🤖 AI Summary
This work addresses the challenge of spurious fixed points in hybrid deep learning–based PDE solvers, which often arise from a mismatch between training objectives and iterative strategies, leading to large physical residuals and unreliable convergence. To overcome this limitation, the authors propose Physics-Aware Anderson Acceleration (PA-AA), which integrates neural operators—such as DeepONet and Fourier Neural Operators—with classical numerical methods. Unlike conventional acceleration techniques that focus on update increments, PA-AA explicitly targets the reduction of physical residuals, thereby aligning the optimization trajectory with physical consistency.

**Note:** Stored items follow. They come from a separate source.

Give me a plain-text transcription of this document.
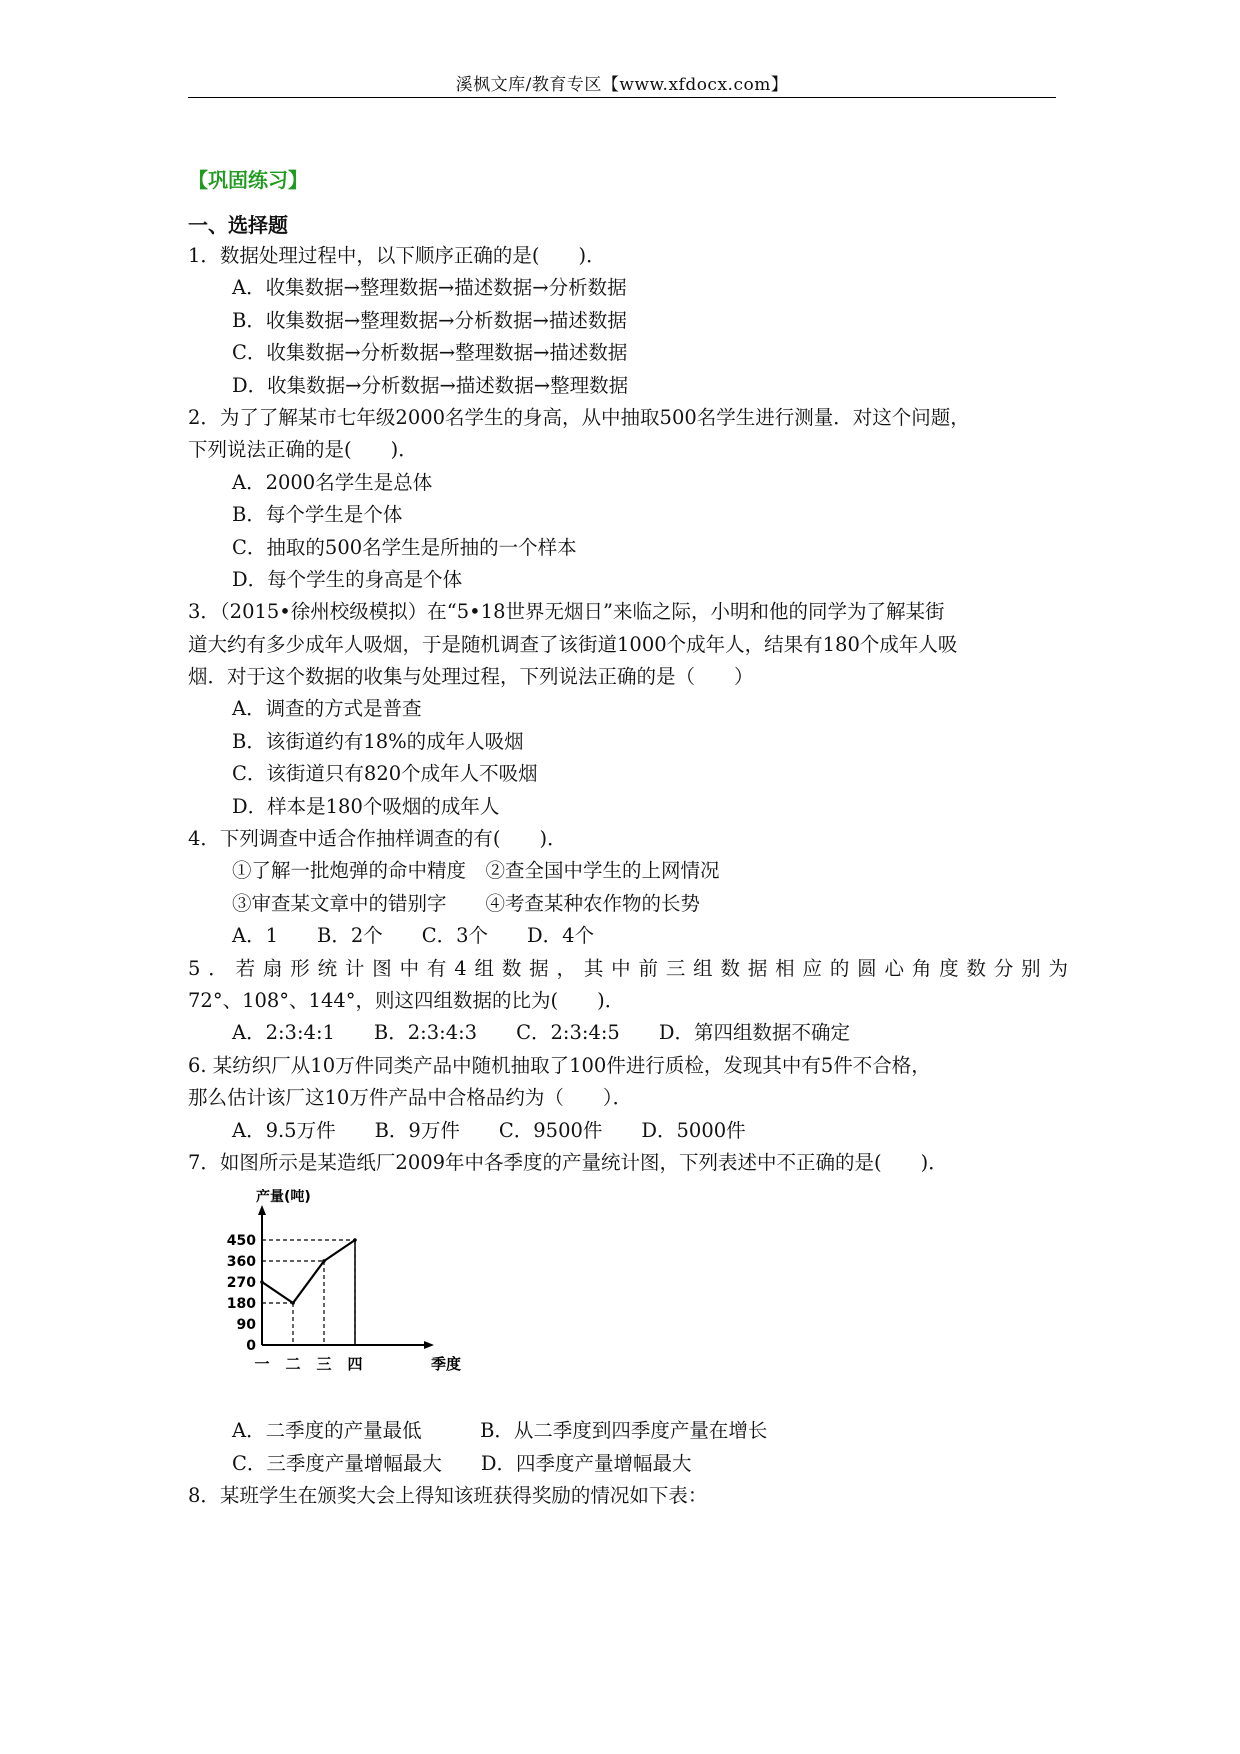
溪枫文库/教育专区【www.xfdocx.com】
【巩固练习】
一、选择题
1．数据处理过程中，以下顺序正确的是(　　)．
A．收集数据→整理数据→描述数据→分析数据
B．收集数据→整理数据→分析数据→描述数据
C．收集数据→分析数据→整理数据→描述数据
D．收集数据→分析数据→描述数据→整理数据
2．为了了解某市七年级2000名学生的身高，从中抽取500名学生进行测量．对这个问题，
下列说法正确的是(　　)．
A．2000名学生是总体
B．每个学生是个体
C．抽取的500名学生是所抽的一个样本
D．每个学生的身高是个体
3．（2015•徐州校级模拟）在“5•18世界无烟日”来临之际，小明和他的同学为了解某街
道大约有多少成年人吸烟，于是随机调查了该街道1000个成年人，结果有180个成年人吸
烟．对于这个数据的收集与处理过程，下列说法正确的是（　　）
A．调查的方式是普查
B．该街道约有18%的成年人吸烟
C．该街道只有820个成年人不吸烟
D．样本是180个吸烟的成年人
4．下列调查中适合作抽样调查的有(　　)．
①了解一批炮弹的命中精度　②查全国中学生的上网情况
③审查某文章中的错别字　　④考查某种农作物的长势
A．1　　B．2个　　C．3个　　D．4个
5．若扇形统计图中有4组数据，其中前三组数据相应的圆心角度数分别为
72°、108°、144°，则这四组数据的比为(　　)．
A．2:3:4:1　　B．2:3:4:3　　C．2:3:4:5　　D．第四组数据不确定
6. 某纺织厂从10万件同类产品中随机抽取了100件进行质检，发现其中有5件不合格，
那么估计该厂这10万件产品中合格品约为（　　）．
A．9.5万件　　B．9万件　　C．9500件　　D．5000件
7．如图所示是某造纸厂2009年中各季度的产量统计图，下列表述中不正确的是(　　)．
0
90
180
270
360
450
产量(吨)
季度
一 二 三 四
A．二季度的产量最低　　　B．从二季度到四季度产量在增长
C．三季度产量增幅最大　　D．四季度产量增幅最大
8．某班学生在颁奖大会上得知该班获得奖励的情况如下表：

Experimental results demonstrate that PA-AA significantly enhances convergence reliability, avoids residual stagnation within fewer iterations, and effectively mitigates the failure modes commonly observed in traditional hybrid solvers.
📝 Abstract
Deep learning-based hybrid iterative methods (DL-HIMs) integrate classical numerical solvers with neural operators, utilizing their complementary spectral biases to accelerate convergence. Despite this promise, many DL-HIMs stagnate at false fixed points where neural updates vanish while the physical residual remains large, raising questions about reliability in scientific computing. In this paper, we provide evidence that performance is highly sensitive to training paradigms and update strategies, even when the neural architecture is fixed. Through a detailed study of a DeepONet-based hybrid iterative numerical transferable solver (HINTS) and an FFT-based Fourier neural solver (FNS), we show that significant physical residuals can persist when training objectives are not aligned with solver dynamics and problem physics. We further examine Anderson acceleration (AA) and demonstrate that its classical form is ill-suited for nonlinear neural operators. To overcome this, we introduce physics-aware Anderson acceleration (PA-AA), which minimizes the physical residual rather than the fixed-point update. Numerical experiments confirm that PA-AA restores reliable convergence in substantially fewer iterations. These findings provide a concrete answer to ongoing controversies surrounding AI-based PDE solvers: reliability hinges not only on architectures but on physically informed training and iteration design.